- Active: 1964 – present
- Country: India
- Allegiance: India
- Branch: Indian Army
- Type: Artillery
- Size: Regiment
- Motto(s): SARVATRA, IZZAT-O-IQBAL “Everywhere with Honour and Glory”.
- Colors: "Red & Navy Blue"

Insignia
- Abbreviation: 96 Med Regt

= 96 Medium Regiment (India) =

Indian Army artillery unit

96 Medium Regiment is part of the Regiment of Artillery of the Indian Army.

== Formation ==
96 Medium Regiment was raised as 96 Composite (Towed) Regiment on 1 March 1964 under the command of Lieutenant Colonel Swarup Singh Rai at Haldwani. The Regiment was raised as pure SIC (South Indian Community) unit and the equipment held with the unit during raising was the 75 Pounder.
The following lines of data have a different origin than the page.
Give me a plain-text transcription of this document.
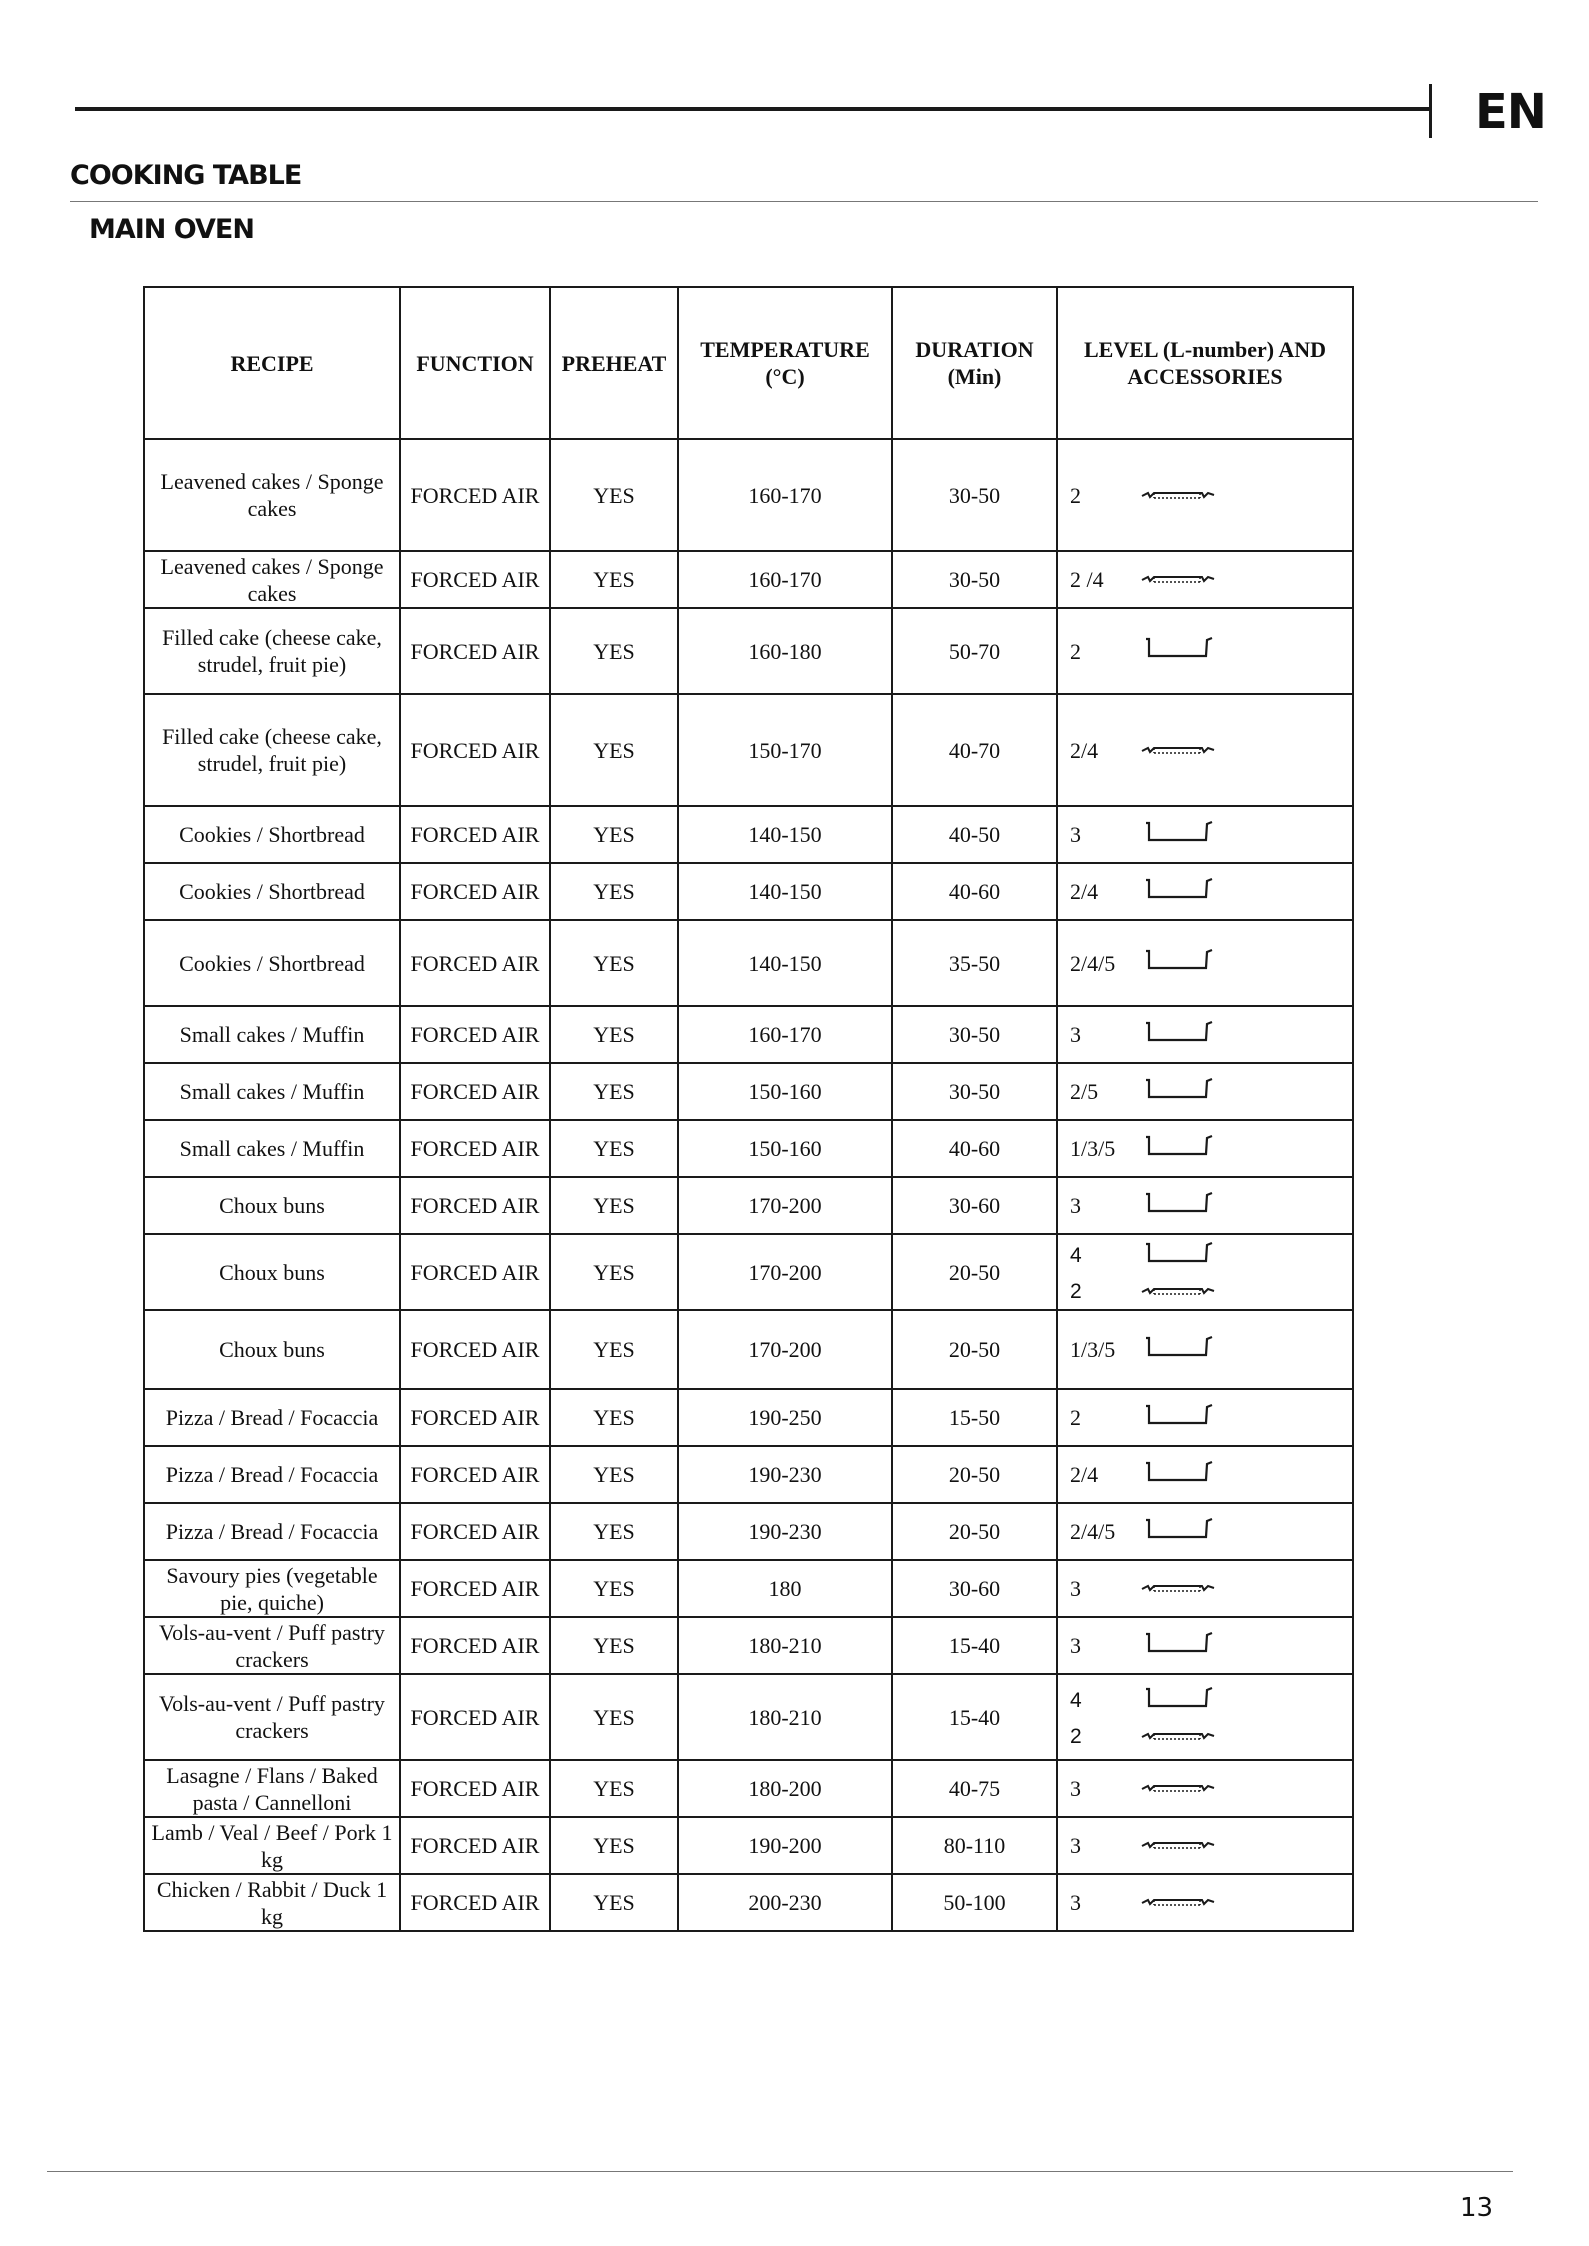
EN
COOKING TABLE
MAIN OVEN
RECIPE	FUNCTION	PREHEAT	TEMPERATURE (°C)	DURATION (Min)	LEVEL (L-number) AND ACCESSORIES
Leavened cakes / Sponge cakes	FORCED AIR	YES	160-170	30-50	2

Leavened cakes / Sponge cakes	FORCED AIR	YES	160-170	30-50	2 /4

Filled cake (cheese cake, strudel, fruit pie)	FORCED AIR	YES	160-180	50-70	2

Filled cake (cheese cake, strudel, fruit pie)	FORCED AIR	YES	150-170	40-70	2/4

Cookies / Shortbread	FORCED AIR	YES	140-150	40-50	3

Cookies / Shortbread	FORCED AIR	YES	140-150	40-60	2/4

Cookies / Shortbread	FORCED AIR	YES	140-150	35-50	2/4/5

Small cakes / Muffin	FORCED AIR	YES	160-170	30-50	3

Small cakes / Muffin	FORCED AIR	YES	150-160	30-50	2/5

Small cakes / Muffin	FORCED AIR	YES	150-160	40-60	1/3/5

Choux buns	FORCED AIR	YES	170-200	30-60	3

Choux buns	FORCED AIR	YES	170-200	20-50	4
2

Choux buns	FORCED AIR	YES	170-200	20-50	1/3/5

Pizza / Bread / Focaccia	FORCED AIR	YES	190-250	15-50	2

Pizza / Bread / Focaccia	FORCED AIR	YES	190-230	20-50	2/4

Pizza / Bread / Focaccia	FORCED AIR	YES	190-230	20-50	2/4/5

Savoury pies (vegetable pie, quiche)	FORCED AIR	YES	180	30-60	3

Vols-au-vent / Puff pastry crackers	FORCED AIR	YES	180-210	15-40	3

Vols-au-vent / Puff pastry crackers	FORCED AIR	YES	180-210	15-40	4
2

Lasagne / Flans / Baked pasta / Cannelloni	FORCED AIR	YES	180-200	40-75	3

Lamb / Veal / Beef / Pork 1 kg	FORCED AIR	YES	190-200	80-110	3

Chicken / Rabbit / Duck 1 kg	FORCED AIR	YES	200-230	50-100	3
13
It was subsequently converted to a field regiment and is now a medium regiment.

==Operations==
- Indo-Pakistani War of 1965 (Operation Ablaze and Operation Riddle)
The Regiment was part of a Mountain Division in the Eastern Command in Dinjan, Assam, when the Indo-Pakistani conflict was taking final shape all over the western front. The formations of Eastern command were moved to battle position to ward off any threat to national borders. 96 Field Regiment was given the task of Pakistani para troopers. 962 Field Battery stayed in Duliajan area to prevent any sabotage in or around oil installations and railways. 120 mm Brandt mortars were replaced by three 75 mm guns and twelve 75/24 Pack Howitzers.
- Operation Bluestar
Maj CK Pasi took part in the operations in Punjab in 1984.
- Operation Trident
Two batteries moved to the Western sector on 3 February 1987 and one moved to the Southern sector on 21 February 1987 to participate in Operation Brasstacks.
- Operation Pawan
The regiment sent a contingent consisting of the Observation Post and Battery Commander to join the Indian Peace Keeping Force (IPKF) in Sri Lanka.
- Operation Rakshak
Between 1990 and 1994, the unit was part of Counter Insurgency Operations in Jammu and Kashmir.
- Operation Rhino
The regiment was involved in Counter Insurgency Operations in Assam between December 1994 and December 1996.
- Operation Parakram
The regiment was part of a Mountain Brigade and was based at the base of Tiger Hill. It provided devastating fire power and helped in capturing dominating heights. For its efforts, it was awarded the Chief of the Army Staff's unit citation on 15 January 2004.
- United Nations Disengagement Observer Force
The regiment was part of the United Nations Disengagement Observer Force (UNDOF) in Golan Heights, Syria during 2021-2024.
==Achievements==
- The regiment has won 2 Sena Medals, 17 Chief of the Army Staff's Commendation Cards, 2 Vice Chief of the Army Staff's Commendation Cards, 20 General Officer Commanding in Chief's Commendation Cards, 1 C-in-C Commendation Card, 3 DG NSG Commendation Cards, 20 Head of Mission & Force Commander's Commendations, 16 Deputy Force Commander's Commendation Cards, 7 Sector Commander's Commendation Cards, 1 DG Assam Rifles Commendation Card and 2 Corp's Commander's appreciations.
- It has also won the General Officer Commanding in Chief's (Southern Command) unit citation in 2013 and General Officer Commanding in Chief's (Eastern Command) unit citation in 2017.
- The unit awarded the coveted 'Head of Mission and Force Commander Unit Appreciation' five times for its outstanding performance during its tour of duty as part of the UNDOF in 2021-24.
==War Cry==
The war cry of the regiment is Veeran Yaar – 96!, 96!, 96!– which translates to Who is the bravest? - 96!, 96!, 96!. It was coined by Lieutenant Colonel (later Major General) MS Chadha AVSM.